Personally, I already had decided what I thought of them 30 years before Donald 
found a way to work them up.   And it wouldn't matter one bit to me whether 
they represent 10% or 90% of the population.   I've experienced living in rural 
community where it was effectively the latter.

________________________________
From: Friam <friam-boun...@redfish.com> on behalf of Prof David West 
<profw...@fastmail.fm>
Sent: Sunday, November 6, 2016 6:15:20 PM
To: friam@redfish.com
Subject: Re: [FRIAM] Trump Is Just A Normal Polling Error Behind Clinton | 
FiveThirtyEight

If Trump were to win this election, the number one reason is the insistence of 
democrats and liberals to demonize and marginalize the populace supporting 
Trump.

If the only people that support him are "angry" racist" "xenophobic" 
"out-of-work-white-men" "could-not-graduate-from-college-because-of-low-IQ" 
etc. etc. he could not possibly command more than 10% of the vote.

Trump is a terrible person — but NOT atypical of the population in general. 
Projecting his worst qualities onto the masses that support him is a huge, 
hopefully fatal, strategic mistake on the part of the Clinton campaign. But it 
would be simply a continuation of a fifty year trend: a small elite that firmly 
believe they are the only ones capable of and deserving of running the 
government and that anyone that opposes them is ignorant and dangerous.

davew


On Sat, Nov 5, 2016, at 12:12 PM, Frank Wimberly wrote:

My opinion: scorn is a very powerful position; you can be scornful of God.  
People who feel powerless and left out find Trump appealing because they 
identify with the power implied by his scorn of the elite, the establishment, 
etc.  Remember Spiro Agnew calling the educated "pointy headed intellectuals"?

In the meantime I'm very concerned with who's going to win the election.

Frank


Frank Wimberly
Phone (505) 670-9918


On Nov 5, 2016 12:59 PM, "Owen Densmore" 
<o...@backspaces.net<mailto:o...@backspaces.net>> wrote:
A quote from the article is pretty telling:

In America today, compared with 50 years ago, three times as many working-age 
men are completely outside the work force.

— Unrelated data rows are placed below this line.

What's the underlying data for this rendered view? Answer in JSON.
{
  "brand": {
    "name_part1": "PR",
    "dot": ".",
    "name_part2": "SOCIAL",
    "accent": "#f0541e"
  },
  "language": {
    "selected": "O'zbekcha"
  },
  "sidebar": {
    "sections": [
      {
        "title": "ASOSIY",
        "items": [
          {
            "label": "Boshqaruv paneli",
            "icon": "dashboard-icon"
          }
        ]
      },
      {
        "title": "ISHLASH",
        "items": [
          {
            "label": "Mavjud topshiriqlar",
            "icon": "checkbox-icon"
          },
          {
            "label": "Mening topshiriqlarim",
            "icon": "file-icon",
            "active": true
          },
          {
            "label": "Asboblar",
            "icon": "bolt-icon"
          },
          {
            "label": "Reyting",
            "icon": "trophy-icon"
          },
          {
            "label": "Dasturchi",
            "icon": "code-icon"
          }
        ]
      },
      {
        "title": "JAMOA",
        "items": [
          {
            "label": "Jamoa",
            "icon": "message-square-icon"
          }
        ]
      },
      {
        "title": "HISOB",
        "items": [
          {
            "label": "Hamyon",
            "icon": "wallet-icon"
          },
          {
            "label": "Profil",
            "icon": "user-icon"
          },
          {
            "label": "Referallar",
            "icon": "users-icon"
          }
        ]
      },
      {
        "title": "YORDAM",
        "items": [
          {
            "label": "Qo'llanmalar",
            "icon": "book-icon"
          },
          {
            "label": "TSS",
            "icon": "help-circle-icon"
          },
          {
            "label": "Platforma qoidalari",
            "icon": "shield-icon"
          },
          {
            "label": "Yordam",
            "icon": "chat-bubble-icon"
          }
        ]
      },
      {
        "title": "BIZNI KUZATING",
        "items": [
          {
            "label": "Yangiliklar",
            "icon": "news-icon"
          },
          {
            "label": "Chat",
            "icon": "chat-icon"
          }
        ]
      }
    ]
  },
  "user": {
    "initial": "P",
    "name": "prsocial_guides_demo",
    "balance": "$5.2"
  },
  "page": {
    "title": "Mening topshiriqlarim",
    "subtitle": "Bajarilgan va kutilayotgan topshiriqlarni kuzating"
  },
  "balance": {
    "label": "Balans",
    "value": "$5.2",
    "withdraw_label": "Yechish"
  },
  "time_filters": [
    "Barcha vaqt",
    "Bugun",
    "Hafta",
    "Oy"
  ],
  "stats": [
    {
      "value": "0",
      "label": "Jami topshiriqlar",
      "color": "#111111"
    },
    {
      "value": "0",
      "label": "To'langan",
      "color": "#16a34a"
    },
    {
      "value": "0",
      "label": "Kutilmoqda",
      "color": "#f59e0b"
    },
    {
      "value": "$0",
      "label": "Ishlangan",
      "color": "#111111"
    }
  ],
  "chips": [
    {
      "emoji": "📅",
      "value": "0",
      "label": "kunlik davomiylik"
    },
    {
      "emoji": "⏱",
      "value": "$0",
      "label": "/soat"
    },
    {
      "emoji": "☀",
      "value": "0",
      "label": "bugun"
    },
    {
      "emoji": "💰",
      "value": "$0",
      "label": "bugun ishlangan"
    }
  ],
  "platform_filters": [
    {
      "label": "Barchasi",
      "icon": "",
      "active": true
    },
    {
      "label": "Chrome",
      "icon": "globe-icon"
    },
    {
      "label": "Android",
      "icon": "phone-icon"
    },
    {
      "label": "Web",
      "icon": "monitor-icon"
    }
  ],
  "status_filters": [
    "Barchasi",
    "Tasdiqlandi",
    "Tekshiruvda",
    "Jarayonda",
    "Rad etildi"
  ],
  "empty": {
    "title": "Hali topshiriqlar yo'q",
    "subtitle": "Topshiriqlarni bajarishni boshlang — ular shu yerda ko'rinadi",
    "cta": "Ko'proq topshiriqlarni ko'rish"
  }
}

This pattern is occurring throughout 
the developed world — and the consequences are not merely economic. Feeling 
superfluous is a blow to the human spirit. It leads to social isolation and 
emotional pain, and creates the conditions for negative emotions to take root.

If I were one of them, I'd surely vote Trump.

We do need to get over "who's going to win?" and ask "why has Trump got such a 
*huge* following?"

   -- Owen

On Sat, Nov 5, 2016 at 11:58 AM, Owen Densmore 
<o...@backspaces.net<mailto:o...@backspaces.net>> wrote:

On Fri, Nov 4, 2016 at 2:51 PM, Marcus Daniels 
<mar...@snoutfarm.com<mailto:mar...@snoutfarm.com>> wrote:


I found the article from the Dalai Lama in the NYT today fairly plausible 
explanation of why we have the current problem.    But, I would say, no, there 
will be no brotherhood with the Bundy's.   The redistributionist approach (that 
Brooks -- libertarian -- objects to elsewhere) arises in order to give the 
possibility of free enterprise, not to preserve it for those that haven't 
realized they've simply failed to be sufficiently enterprising.


I just took a look at the article, and it certainly is interesting and puts 
into perspective why wealthy countries have a "The Sky Is Falling" syndrome.